Come election night, markets are pricing in a Democratic win, which will benefit gold the most, strategists at TD Securities said on Monday.
“[In] our cheatsheet for election night … we argue that gold markets are particularly looking for a Blue Wave scenario, while a contested election represents the largest risk to gold bugs,” they said.
A blue wave scenario could see gold rise around 3% by Wednesday’s close, while unknown election results or a contested election could see gold drop by as much as 4% by Wednesday’s close, according to TD’s chart.

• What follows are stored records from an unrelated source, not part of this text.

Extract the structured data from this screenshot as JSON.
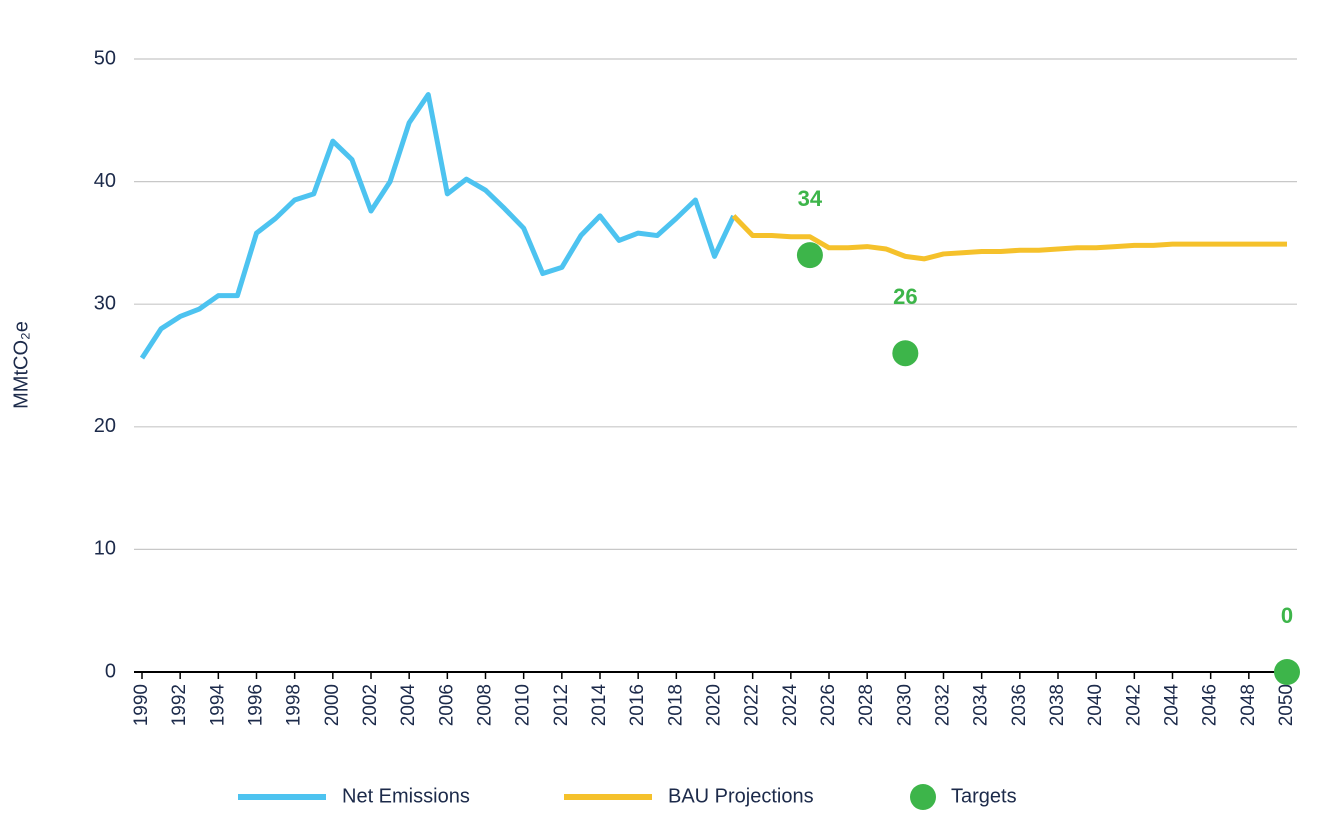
{
  "chart_data": {
    "type": "line",
    "ylabel": "MMtCO₂e",
    "x": [
      1990,
      1991,
      1992,
      1993,
      1994,
      1995,
      1996,
      1997,
      1998,
      1999,
      2000,
      2001,
      2002,
      2003,
      2004,
      2005,
      2006,
      2007,
      2008,
      2009,
      2010,
      2011,
      2012,
      2013,
      2014,
      2015,
      2016,
      2017,
      2018,
      2019,
      2020,
      2021,
      2022,
      2023,
      2024,
      2025,
      2026,
      2027,
      2028,
      2029,
      2030,
      2031,
      2032,
      2033,
      2034,
      2035,
      2036,
      2037,
      2038,
      2039,
      2040,
      2041,
      2042,
      2043,
      2044,
      2045,
      2046,
      2047,
      2048,
      2049,
      2050
    ],
    "series": [
      {
        "name": "Net Emissions",
        "color": "#4dc3f0",
        "kind": "line",
        "values": [
          25.6,
          28,
          29,
          29.6,
          30.7,
          30.7,
          35.8,
          37,
          38.5,
          39,
          43.3,
          41.8,
          37.6,
          40,
          44.8,
          47.1,
          39,
          40.2,
          39.3,
          37.8,
          36.2,
          32.5,
          33,
          35.6,
          37.2,
          35.2,
          35.8,
          35.6,
          37,
          38.5,
          33.9,
          37.2,
          null,
          null,
          null,
          null,
          null,
          null,
          null,
          null,
          null,
          null,
          null,
          null,
          null,
          null,
          null,
          null,
          null,
          null,
          null,
          null,
          null,
          null,
          null,
          null,
          null,
          null,
          null,
          null,
          null
        ]
      },
      {
        "name": "BAU Projections",
        "color": "#f5c12b",
        "kind": "line",
        "values": [
          null,
          null,
          null,
          null,
          null,
          null,
          null,
          null,
          null,
          null,
          null,
          null,
          null,
          null,
          null,
          null,
          null,
          null,
          null,
          null,
          null,
          null,
          null,
          null,
          null,
          null,
          null,
          null,
          null,
          null,
          null,
          37.2,
          35.6,
          35.6,
          35.5,
          35.5,
          34.6,
          34.6,
          34.7,
          34.5,
          33.9,
          33.7,
          34.1,
          34.2,
          34.3,
          34.3,
          34.4,
          34.4,
          34.5,
          34.6,
          34.6,
          34.7,
          34.8,
          34.8,
          34.9,
          34.9,
          34.9,
          34.9,
          34.9,
          34.9,
          34.9
        ]
      },
      {
        "name": "Targets",
        "color": "#3db54a",
        "kind": "scatter",
        "values": [
          null,
          null,
          null,
          null,
          null,
          null,
          null,
          null,
          null,
          null,
          null,
          null,
          null,
          null,
          null,
          null,
          null,
          null,
          null,
          null,
          null,
          null,
          null,
          null,
          null,
          null,
          null,
          null,
          null,
          null,
          null,
          null,
          null,
          null,
          null,
          34,
          null,
          null,
          null,
          null,
          26,
          null,
          null,
          null,
          null,
          null,
          null,
          null,
          null,
          null,
          null,
          null,
          null,
          null,
          null,
          null,
          null,
          null,
          null,
          null,
          0
        ]
      }
    ],
    "xlim": [
      1990,
      2050
    ],
    "xticks": [
      1990,
      1992,
      1994,
      1996,
      1998,
      2000,
      2002,
      2004,
      2006,
      2008,
      2010,
      2012,
      2014,
      2016,
      2018,
      2020,
      2022,
      2024,
      2026,
      2028,
      2030,
      2032,
      2034,
      2036,
      2038,
      2040,
      2042,
      2044,
      2046,
      2048,
      2050
    ],
    "ylim": [
      0,
      50
    ],
    "yticks": [
      0,
      10,
      20,
      30,
      40,
      50
    ],
    "grid": true,
    "legend": "bottom"
  }
}
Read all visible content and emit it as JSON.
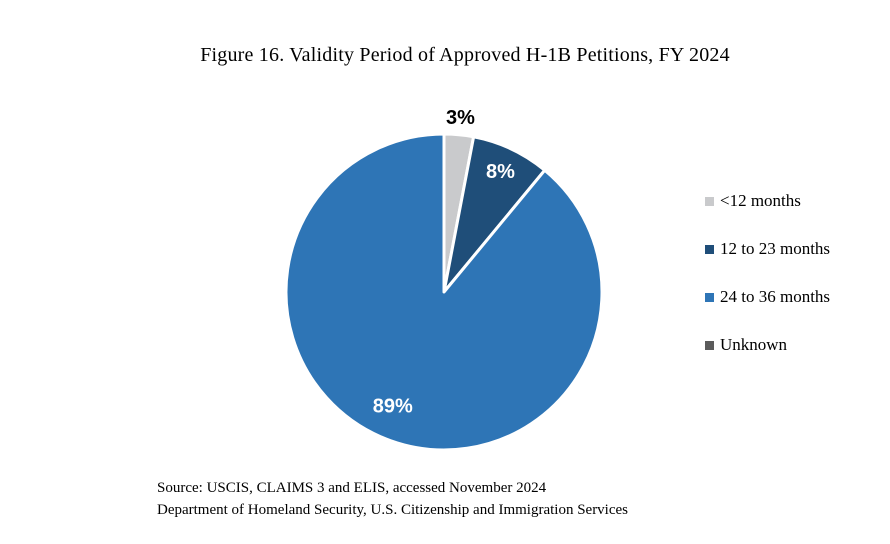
{
  "figure": {
    "title": "Figure 16. Validity Period of Approved H-1B Petitions, FY 2024",
    "source_line1": "Source: USCIS, CLAIMS 3 and ELIS, accessed November 2024",
    "source_line2": "Department of Homeland Security, U.S. Citizenship and Immigration Services"
  },
  "colors": {
    "background": "#FFFFFF",
    "slice_separator": "#FFFFFF",
    "outside_label": "#000000",
    "inside_label": "#FFFFFF"
  },
  "chart_data": {
    "type": "pie",
    "title": "Figure 16. Validity Period of Approved H-1B Petitions, FY 2024",
    "legend_position": "right",
    "direction": "clockwise",
    "start_angle_deg": 0,
    "categories": [
      "<12 months",
      "12 to 23 months",
      "24 to 36 months",
      "Unknown"
    ],
    "values": [
      3,
      8,
      89,
      0
    ],
    "slices": [
      {
        "label": "<12 months",
        "value": 3,
        "data_label": "3%",
        "color": "#C9CACC",
        "label_position": "outside",
        "label_r": 1.107
      },
      {
        "label": "12 to 23 months",
        "value": 8,
        "data_label": "8%",
        "color": "#1F4E79",
        "label_position": "inside",
        "label_r": 0.84
      },
      {
        "label": "24 to 36 months",
        "value": 89,
        "data_label": "89%",
        "color": "#2E75B6",
        "label_position": "inside",
        "label_r": 0.77,
        "label_dx": -10
      },
      {
        "label": "Unknown",
        "value": 0,
        "data_label": "",
        "color": "#5B5B5B",
        "label_position": "none"
      }
    ]
  }
}
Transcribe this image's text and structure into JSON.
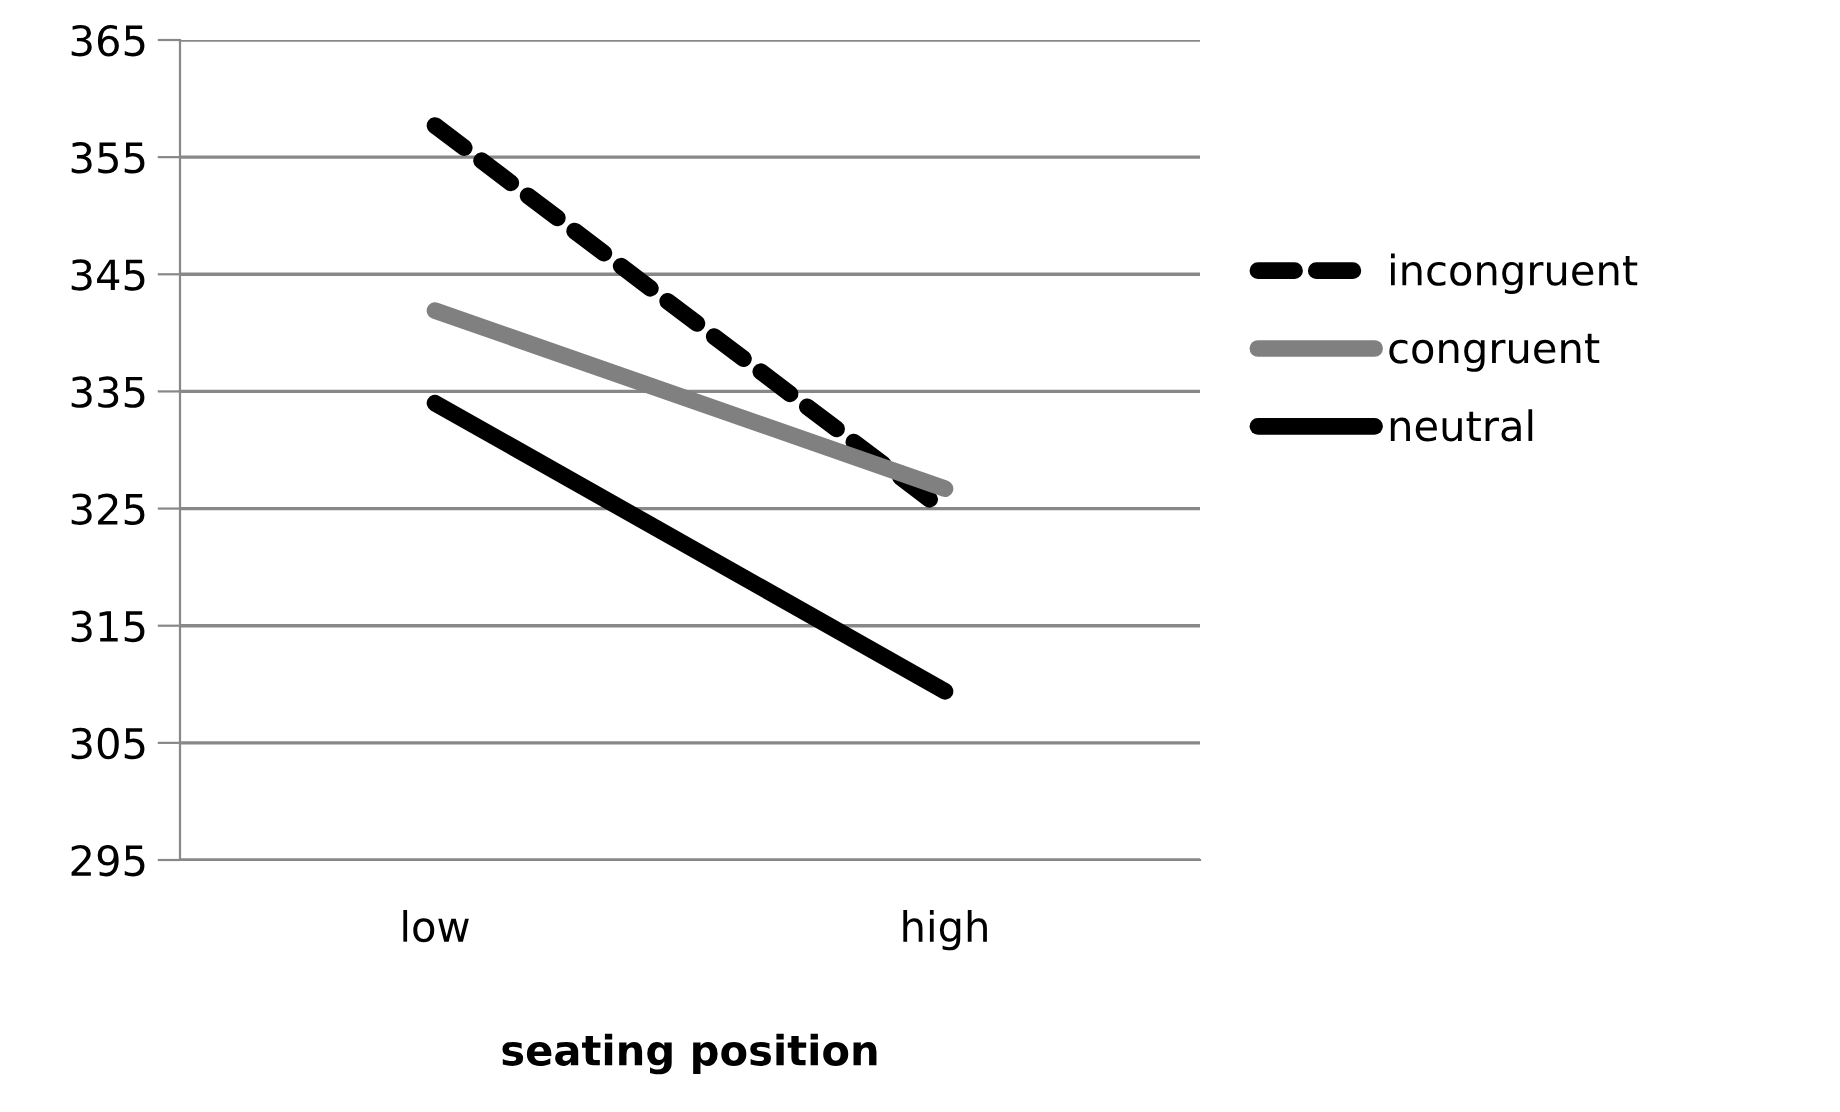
{
  "chart_data": {
    "type": "line",
    "xlabel": "seating position",
    "categories": [
      "low",
      "high"
    ],
    "series": [
      {
        "name": "incongruent",
        "color": "#000000",
        "line_style": "dashed",
        "values": [
          357.7,
          324.8
        ]
      },
      {
        "name": "congruent",
        "color": "#808080",
        "line_style": "solid",
        "values": [
          341.9,
          326.7
        ]
      },
      {
        "name": "neutral",
        "color": "#000000",
        "line_style": "solid",
        "values": [
          334.0,
          309.4
        ]
      }
    ],
    "ylim": [
      295,
      365
    ],
    "yticks": [
      295,
      305,
      315,
      325,
      335,
      345,
      355,
      365
    ],
    "grid": "y",
    "legend": "right",
    "marker": "none"
  }
}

“The risk to gold bugs is that the positioning slate remains bloated, suggesting that it may not take much to catalyze a positioning squeeze,” the strategists wrote.
For now, gold’s trading pattern remains in its multi-month range. At the time of writing, December Comex gold futures were trading at $1,889.90, up 0.53% on the day.
Current polling sees Democratic candidate Joe Biden winning with 340 Electoral Votes (EVs) and Democrats taking the Senate with 52 seats, TD Securities strategists pointed out, while adding that the betting markets are pricing in a much tighter race on Tuesday.
TD Securities provided the following breakdown for Tuesday evening:
Presidential race: “Florida could report around 11 pm ET. If Biden wins, markets likely price in his victory of at least 340 EVs. However, if Trump wins, that only means a long wait for GA/IA/PA/WI/MI/AZ.”
Senate race: “If Democrats steal any of the early races (SC/KS/AK/MT), the market may be comfortable pricing in Democratic control. But if Republicans win as expected, it only means a long wait for IA/ME/NC, plus 1-2 GA races needing a Jan 5 runoff. To price in fiscal expansion, the market needs the Senate results.”
In terms of the Fed rate announcement on Thursday, TD’s strategists do not foresee any major changes just yet. “We don’t expect any new policy announcements at this week’s FOMC meeting, although we expect the Fed to ease by extending weighted-average maturity of purchases in December,” they wrote.
The Bank of England is projected to accelerate QE at its meeting, which is also taking place on Thursday. “We forecast a £120bn boost to QE at this meeting, in order to keep the program running at the current £60bn/quarter pace through to mid-2021,” the strategists said.
TD Securities reminded gold traders that after all the election uncertainty dissipates, investment demand for the precious metal will continue to grow, which will help gold prices advance in the months ahead.